Dans un entretien au Point, il raconte que le projet initial du film ne le séduisait pas mais il a changé d'avis car la "transformation" d'Edward Snowden était "intéressante". "Comment ce jeune conservateur qui croyait à la guerre en Irak en est-il arrivé à remettre en question le système ?". 

Un cinéma varié et renvendicateur

Oliver Stone ajoute que "le gouvernement a démontré qu'il était incapable de nous protéger. Aujourd'hui, on a 17 ou 18 agences de renseignement et aucune n'a pu empêcher les bombes à Boston ou Orlando. C'est un contrat kafkaïen. Retirer les droits civiques, c'est ce que les nazis ont fait en 1933. On a la même mentalité que les Allemands à l'époque. J'ai ma vie privée, j'ai mes secrets et j'ai le droit de les garder. Liberté, égalité, fraternité : ils veulent tout nous prendre. Voltaire se retournerait dans sa tombe".

Le cinéaste n'a rien d'un idéaliste et a "l'impression que l'histoire américaine est devenue un conte Disney". Son cauchemar ? Qu'on l'enferme à Disneyland pour le reste de sa vie. Mais pas question pour le réalisateur de se revendiquer comme un chantre du cinéma politique. "Je ne fais pas de cinéma politique ! J'ai fait des films sur des criminels, du football, de l'économie, de l'histoire... Jason Bourne est très bien fait. Mais si je rencontre un Snowden et que j'apprends ce que j'apprends, comment pourrais-je préférer un Bourne?", explique-t-il au Point.

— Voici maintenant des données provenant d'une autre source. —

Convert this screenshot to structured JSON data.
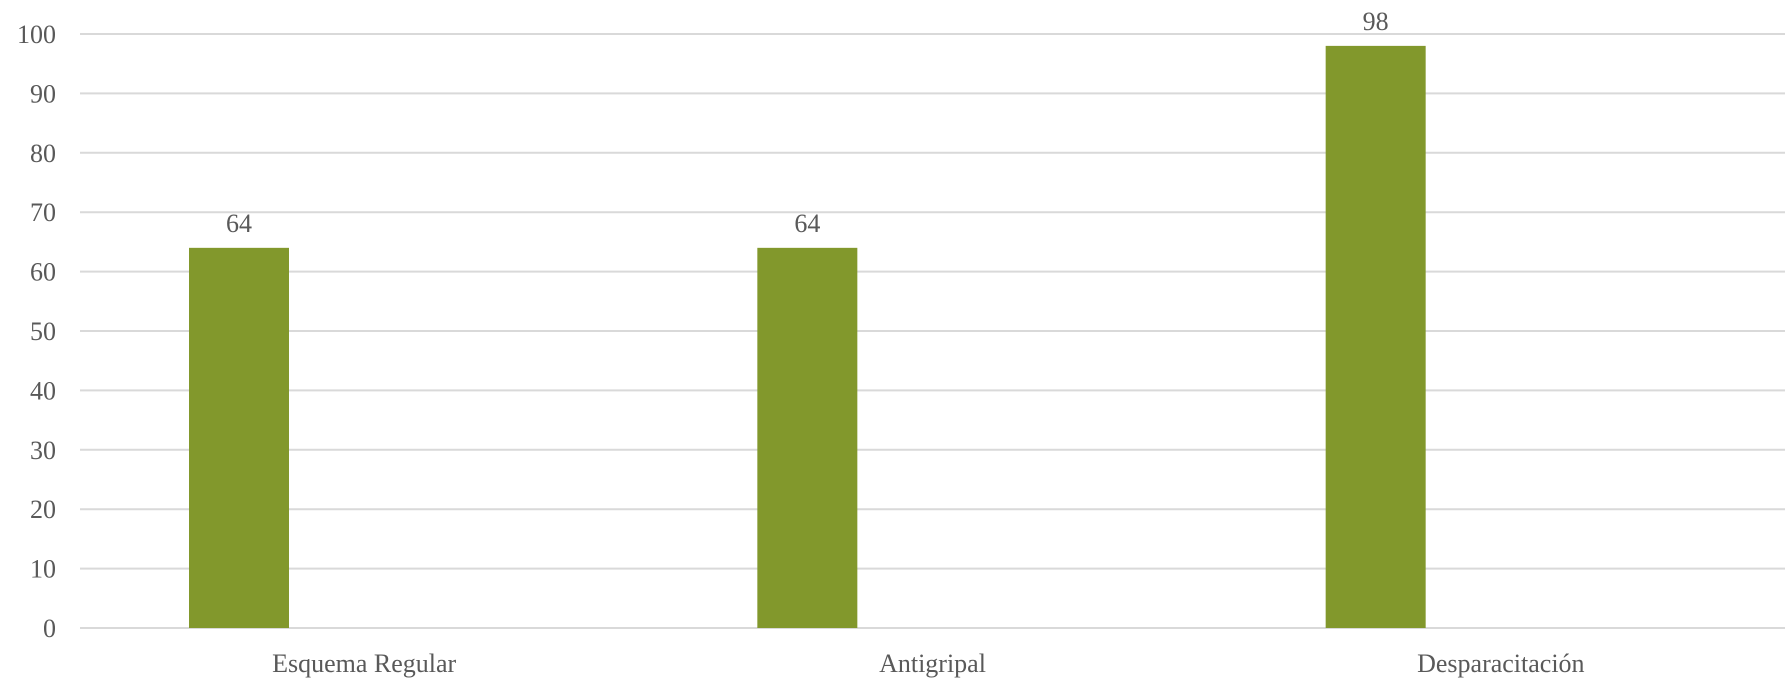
{
  "chart_data": {
    "type": "bar",
    "categories": [
      "Esquema Regular",
      "Antigripal",
      "Desparacitación"
    ],
    "series": [
      {
        "values": [
          64,
          64,
          98
        ]
      }
    ],
    "data_labels": [
      "64",
      "64",
      "98"
    ],
    "y_ticks": [
      "0",
      "10",
      "20",
      "30",
      "40",
      "50",
      "60",
      "70",
      "80",
      "90",
      "100"
    ],
    "ylim": [
      0,
      100
    ],
    "title": "",
    "xlabel": "",
    "ylabel": "",
    "grid": true,
    "legend": "none",
    "colors": {
      "bar": "#82982C",
      "grid": "#D9D9D9",
      "text": "#595959"
    }
  }
}
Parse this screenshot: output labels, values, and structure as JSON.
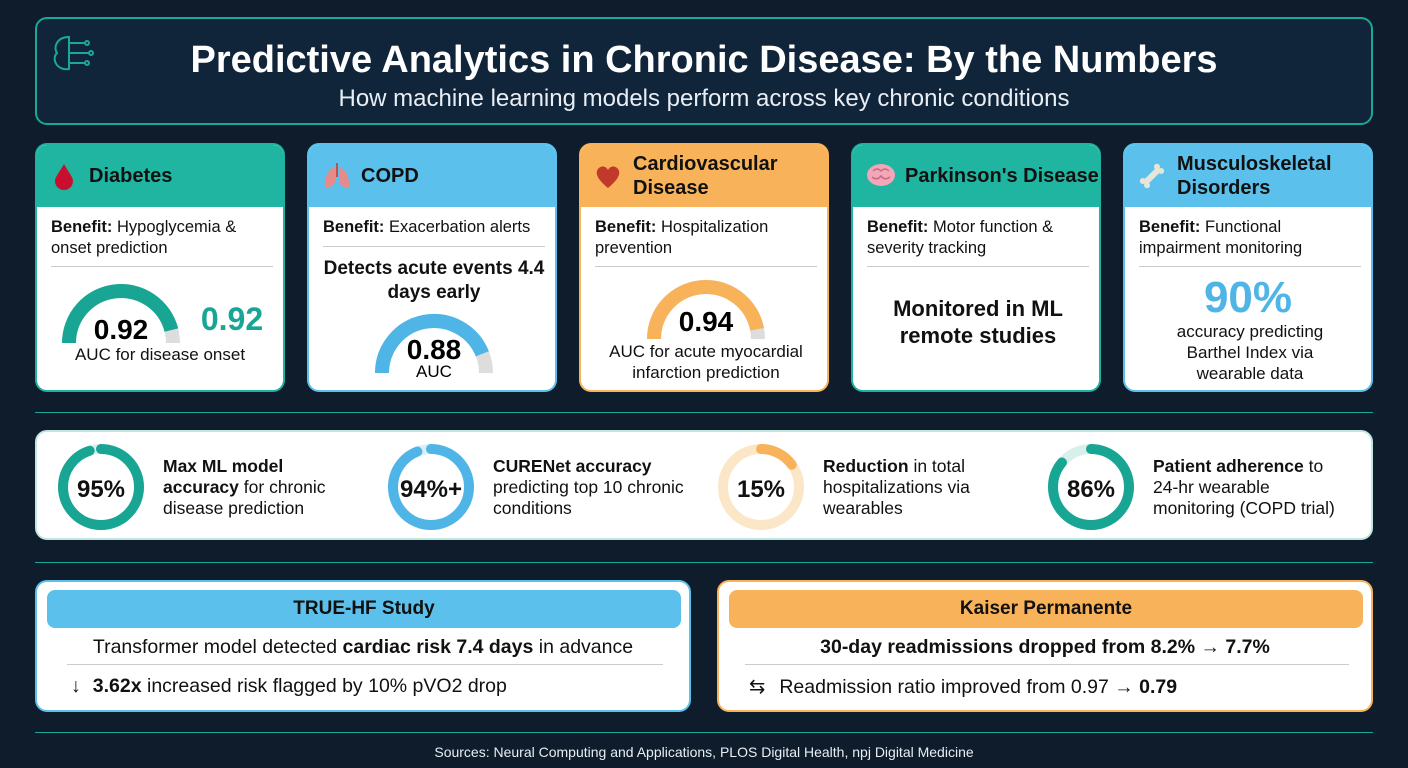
{
  "header": {
    "title": "Predictive Analytics in Chronic Disease: By the Numbers",
    "subtitle": "How machine learning models perform across key chronic conditions"
  },
  "cards": [
    {
      "name": "Diabetes",
      "benefit_label": "Benefit:",
      "benefit": "Hypoglycemia & onset prediction",
      "gauge": {
        "value": 0.92,
        "caption": "AUC for disease onset"
      }
    },
    {
      "name": "COPD",
      "benefit_label": "Benefit:",
      "benefit": "Exacerbation alerts",
      "highlight": "Detects acute events 4.4 days early",
      "gauge": {
        "value": 0.88,
        "caption": "AUC"
      }
    },
    {
      "name": "Cardiovascular Disease",
      "benefit_label": "Benefit:",
      "benefit": "Hospitalization prevention",
      "gauge": {
        "value": 0.94,
        "caption": "AUC for acute myocardial infarction prediction"
      }
    },
    {
      "name": "Parkinson's Disease",
      "benefit_label": "Benefit:",
      "benefit": "Motor function & severity tracking",
      "highlight": "Monitored in ML remote studies"
    },
    {
      "name": "Musculoskeletal Disorders",
      "benefit_label": "Benefit:",
      "benefit": "Functional impairment monitoring",
      "stat": "90%",
      "caption": "accuracy predicting Barthel Index via wearable data"
    }
  ],
  "stats": [
    {
      "value": 95,
      "label": "95%",
      "bold": "Max ML model accuracy",
      "text": "for chronic disease prediction"
    },
    {
      "value": 94,
      "label": "94%+",
      "bold": "CURENet accuracy",
      "text": "predicting top 10 chronic conditions"
    },
    {
      "value": 15,
      "label": "15%",
      "bold": "Reduction",
      "text": "in total hospitalizations via wearables"
    },
    {
      "value": 86,
      "label": "86%",
      "bold": "Patient adherence",
      "text": "to 24-hr wearable monitoring (COPD trial)"
    }
  ],
  "studies": [
    {
      "title": "TRUE-HF Study",
      "line1": [
        "Transformer model detected",
        "cardiac risk 7.4 days",
        "in advance"
      ],
      "line2": [
        "3.62x",
        "increased risk flagged by 10% pVO2 drop"
      ]
    },
    {
      "title": "Kaiser Permanente",
      "line1": [
        "30-day readmissions dropped from 8.2% → 7.7%"
      ],
      "line2": [
        "Readmission ratio improved from 0.97 →",
        "0.79"
      ]
    }
  ],
  "sources": "Sources: Neural Computing and Applications, PLOS Digital Health, npj Digital Medicine"
}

Décrit par AlloCiné comme ayant "un tempérament aventurier", Oliver Stone restera marqué par son engagement dans l'armée américaine et la guerre du Vietnam. "Il rentrera au pays auréolé de deux prestigieuses décorations (l’Étoile de Bronze et la Purple Heart) (...) Son orientation politique et artistique s'en ressentira", ajoute le site. Et c'est ainsi qu'Oliver Stone ne cache pas son côté paranoïaque et ajoute dans Sud Ouest : "Vous devriez l'être aussi !". Ce n'est pas la première fois que ce réalisateur décide de s'attaquer à une histoire vraie et soumise à des théories controversées. En particulier dans un film sorti en 1991, dont le titre, comme Snowden, est le nom du personnage central de l'histoire, JFK. Oliver Stone bouscule les certitudes et livre une contre-enquête sur la mort du président américain.